Я была в туалете, когда подруга сказала, что звонила бабушка и велела мне скорее бежать домой – у нас случилось несчастье. Я тогда не понимала, что это значит. Отчего-то подумала, что-то случилось с Настей. Может, она сломала ногу? Почему именно сломать ногу? Видимо, в 12 лет для меня несчастье было именно таким.
Я выбежала из крайнего подъезда белой пятиэтажки и по диагональной тропинке понеслась к бабушкиному дому. Когда двери открылись, я застыла. Однокомнатная квартира была полностью набита родственниками из Редкино и Москвы. Все собрались. Все в чёрном. Все ревут.
– Саша с Ларисой погибли, разбились на машине по дороге домой, – кинулась в слезах ко мне моя всегда грозная и непоколебимая бабушка.
Я развернулась и пошла из квартиры. Папин брат догнал меня на улице. Я постаралась выглядеть вменяемой и попросила посидеть чуть-чуть у Маринки. У него хватило сил отпустить меня.
Я пришла к подруге, коротко рассказала, и мы сели досматривать сериал. Я пялилась в телевизор, как будто мне хотелось обмануть судьбу и сделать вид, что ничего не произошло. Я не могла поверить, что там, в 500 метрах, в бабушкиной квартире, и правда собрались все эти люди в чёрном. Их стоны, рёвы, всё это по-настоящему, на самом деле происходит со мной.
В голове билась мысль: «Я должна как-то теперь жить дальше. Как же я теперь буду жить дальше?» Меня накрывало ужасом. Теперь всё будет по-другому.
Я не думала о том, как мало времени проводила с родителями или о какой-то сентиментальной ерунде. Я думала только, что это кошмар. И теперь это – моя жизнь. То, что боятся люди даже представить, происходит, и не с кем-то, а со мной.
В нашем классе было два мальчика, у которых умерли мамы. Они получали гуманитарную помощь, как дети-сироты. И я иногда размышляла: надо же, каково это – получать гуманитарную помощь? Я тогда не подозревала, что у меня не за горами перспектива узнать это на собственной шкуре.
Нам с Настей разрешили не ходить на похороны и остаться у тёти дома. Мне всегда нравилось приходить к ним в гости. Я старалась отвлечься. Представить, что всё как раньше. Но надо было не оставлять нас, как ни хотелось бы уберечь. Люди должны видеть и точно зафиксировать смерть. Как бы это ни было трудно. То, что я пережила в последующие годы, гораздо хуже, чем если ты, убитая горем, стоишь у могилы.
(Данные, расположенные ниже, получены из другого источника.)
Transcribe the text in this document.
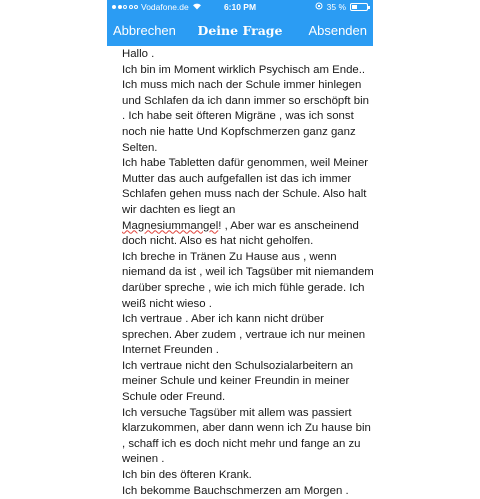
Vodafone.de	6:10 PM	35 %
Abbrechen	Deine Frage	Absenden

Hallo .

Ich bin im Moment wirklich Psychisch am Ende..

Ich muss mich nach der Schule immer hinlegen und Schlafen da ich dann immer so erschöpft bin . Ich habe seit öfteren Migräne , was ich sonst noch nie hatte Und Kopfschmerzen ganz ganz Selten.

Ich habe Tabletten dafür genommen, weil Meiner Mutter das auch aufgefallen ist das ich immer Schlafen gehen muss nach der Schule. Also halt wir dachten es liegt an

Magnesiummangel! , Aber war es anscheinend doch nicht. Also es hat nicht geholfen.

Ich breche in Tränen Zu Hause aus , wenn niemand da ist , weil ich Tagsüber mit niemandem darüber spreche , wie ich mich fühle gerade. Ich weiß nicht wieso .

Ich vertraue . Aber ich kann nicht drüber sprechen. Aber zudem , vertraue ich nur meinen Internet Freunden .

Ich vertraue nicht den Schulsozialarbeitern an meiner Schule und keiner Freundin in meiner Schule oder Freund.

Ich versuche Tagsüber mit allem was passiert klarzukommen, aber dann wenn ich Zu hause bin , schaff ich es doch nicht mehr und fange an zu weinen .

Ich bin des öfteren Krank.

Ich bekomme Bauchschmerzen am Morgen .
Я пишу это, и ко мне снова приходит тот страх, с которым мы с сестрой прожили столько лет. Страх, что кто-то умрёт. Из близких или просто знакомых. Мы все смертны, но здоровая психика человека устроена так, что мы не думаем об этом каждую минуту. У меня больше 20 лет была нездоровая психика. Я не виню её. Она защищала меня, как умела. Ей как-то надо было жить дальше.
Для начала задвинуть в самый дальний угол сознания все воспоминания. Сложнее всего было забыть улыбающееся мамино лицо, торчащее из форточки нашей квартиры и кричащее:
– Люлёк, иди обедать!
Стоя на стуле рядом с окном в футболке и трениках, молодая (что сейчас для меня 33? Салага. Правда, родившая троих дочерей и пережившая смерть одной из них), белокурая и зеленоглазая, она звонко пыталась оторвать меня от игры в резиночки с моими дворовыми подружками.
Когда мы вернулись домой после похорон, я больше всего боялась, что вся моя компания во дворе будет «приносить мне соболезнования». Нацепят на себя скорбный вид и будут грустить вместе со мной. А мне всё это было не нужно. Я изо всех сил пыталась склеить обломки своей жизни. Ещё я боялась, что от меня могут отвернуться, – люди не любят горе. Мои подруги не подкачали – подбодрили меня. Я держалась и делала вид, что ничего не произошло.
Так я держалась 20 лет. Плакала иногда по ночам. Они приходили ко мне во сне, но по большей части психика обо мне позаботилась. Я забыла всё детство. И долгие годы знала подробности своей жизни только по рассказам подруг и родственников.